SELECT DISTINCT event_id
FROM `project_id.dataset.table` 
WHERE month = '02';

I get the error: Not found: Files /bigstore/bucket_name/device_id=aaaa/month=02/part-0.parquet

I checked and the file is there when the query ran.

If I run

SELECT DISTINCT event_id
FROM `project_id.dataset.table` 
WHERE month = '01';

I get results without any errors. I guess the error is related to the fact that I'm modifying the data while querying it. But as I understand this should not be the case with GCS, this is from their docs.

Because uploads are strongly consistent, you will never receive a 404 Not Found response or stale data for a read-after-write or read-after-metadata-update operation.

I saw some posts that this could be related to my bucket been Multi-region.

Any other insights?


Solution

  • It could be for some reason that you get this error.

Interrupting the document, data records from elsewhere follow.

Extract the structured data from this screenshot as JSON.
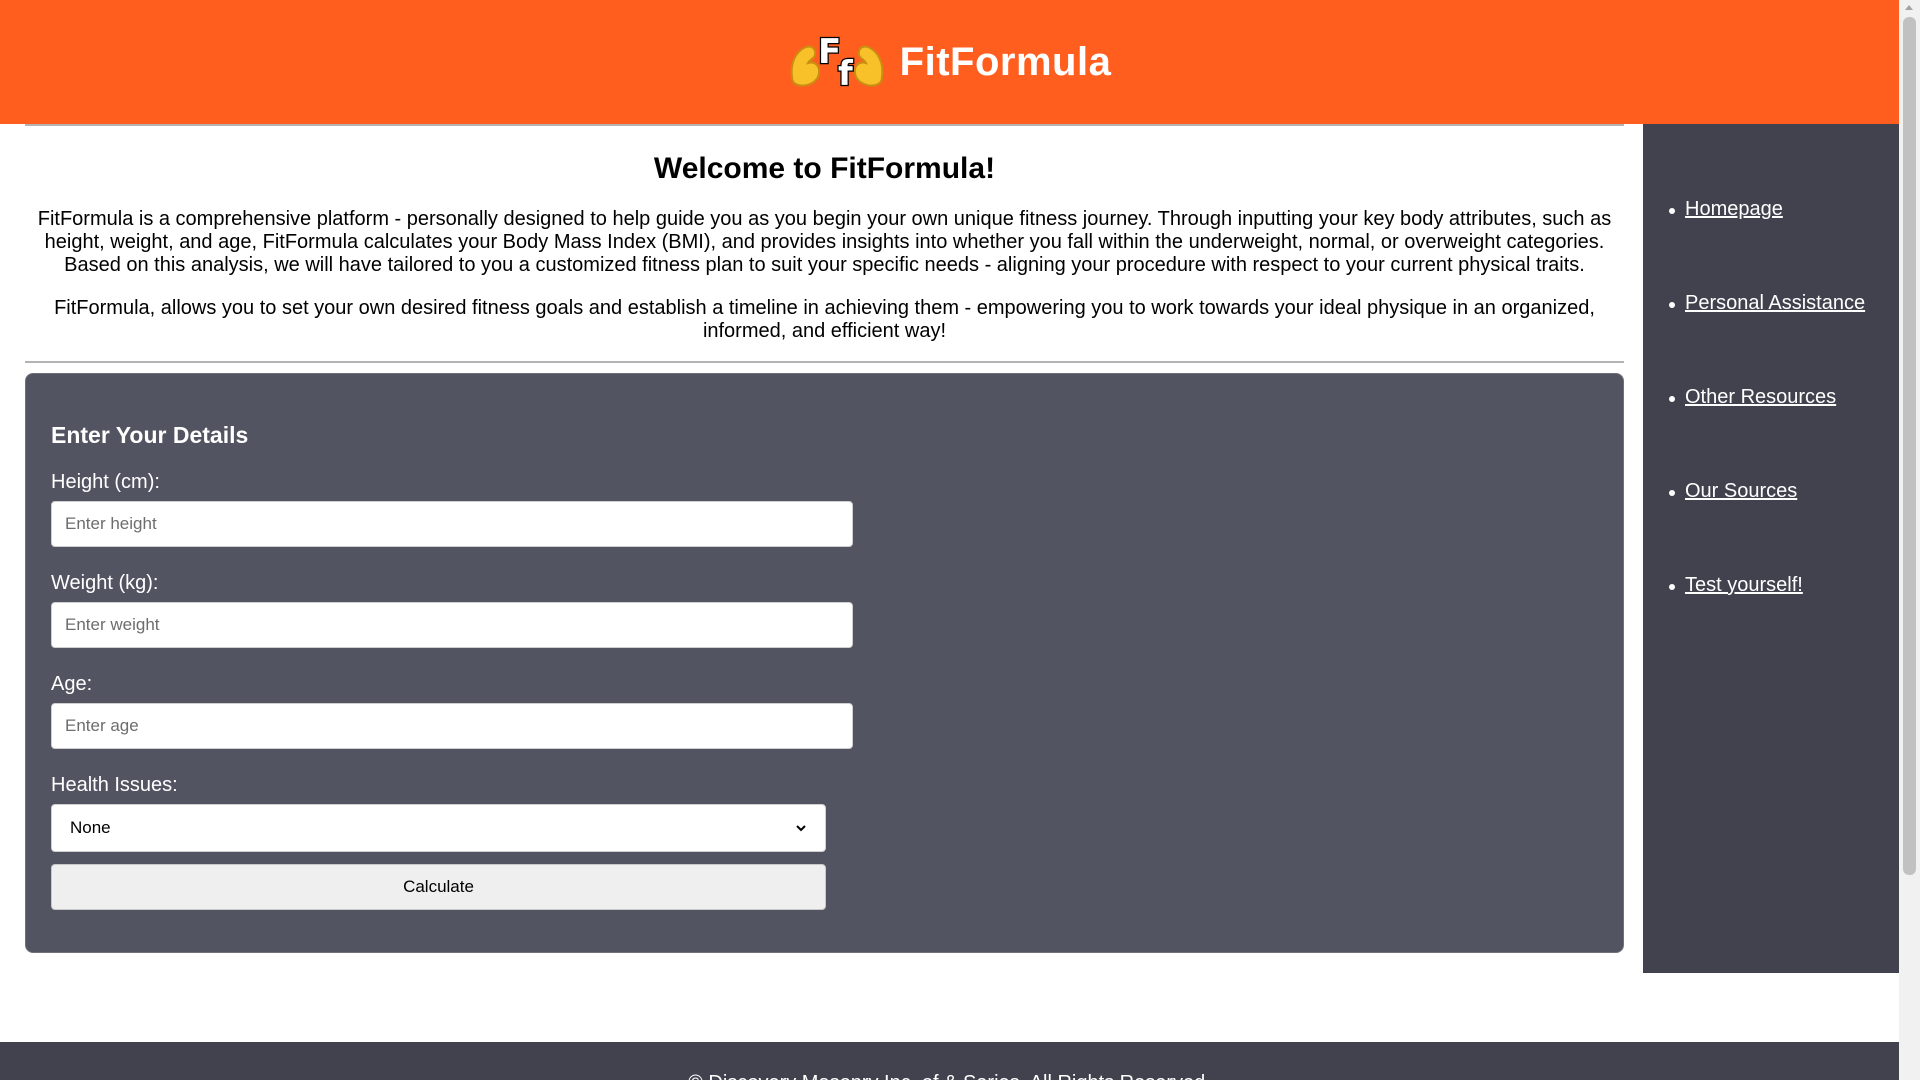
{
  "header": {
    "brand_name": "FitFormula",
    "logo": {
      "letters": "Ff",
      "icon": "flexing-arms-logo"
    },
    "background_color": "#ff5e1f"
  },
  "intro": {
    "title": "Welcome to FitFormula!",
    "paragraphs": [
      "FitFormula is a comprehensive platform - personally designed to help guide you as you begin your own unique fitness journey. Through inputting your key body attributes, such as height, weight, and age, FitFormula calculates your Body Mass Index (BMI), and provides insights into whether you fall within the underweight, normal, or overweight categories. Based on this analysis, we will have tailored to you a customized fitness plan to suit your specific needs - aligning your procedure with respect to your current physical traits.",
      "FitFormula, allows you to set your own desired fitness goals and establish a timeline in achieving them - empowering you to work towards your ideal physique in an organized, informed, and efficient way!"
    ]
  },
  "form": {
    "title": "Enter Your Details",
    "height": {
      "label": "Height (cm):",
      "value": "",
      "placeholder": "Enter height"
    },
    "weight": {
      "label": "Weight (kg):",
      "value": "",
      "placeholder": "Enter weight"
    },
    "age": {
      "label": "Age:",
      "value": "",
      "placeholder": "Enter age"
    },
    "health_issues": {
      "label": "Health Issues:",
      "selected": "None"
    },
    "calculate_label": "Calculate",
    "panel_color": "#525461"
  },
  "sidebar": {
    "items": [
      {
        "label": "Homepage"
      },
      {
        "label": "Personal Assistance"
      },
      {
        "label": "Other Resources"
      },
      {
        "label": "Our Sources"
      },
      {
        "label": "Test yourself!"
      }
    ],
    "background_color": "#41424e"
  },
  "footer": {
    "text": "© Discovery Masonry Inc. of & Series. All Rights Reserved."
  }
}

    • When you load data from Cloud Storage into a BigQuery table, the dataset that contains the table must be in the same regional or multi- regional location as the Cloud Storage bucket.
    • Due to consistency, for buckets, while metadata updates are strongly consistent for read-after-metadata-update operations, the process could take time to finish the changes.
    • Using a Multi-region bucket is not recommended.

    In this case, it could be due to consistency, because while you are updating the files GCS at the same time you are executing the query, so when you execute a query the parquet file was available to read and you didn’t get the error, but the next time the parquet file wasn’t available because the service was updating the file and you got the error.

    Unfortunately, there is not a simple way, to solve this problem, but here are some options:

    • You can add a pub/sub routine to the bucket and/or file and quick off your query after the service finished updating the files.
    • Make a workflow that blocks the updating of the files in their buckets until their query finishes.
    • If the query fails with “not found” for file ABCD and you have verified ABCD exists in GCS, then retry the query X times.
    • You need to backup your data into another location where you won't update these files constantly, just once a day.
    • You could move the data into a managed storage where you won't have this problem because you can do snapshotting.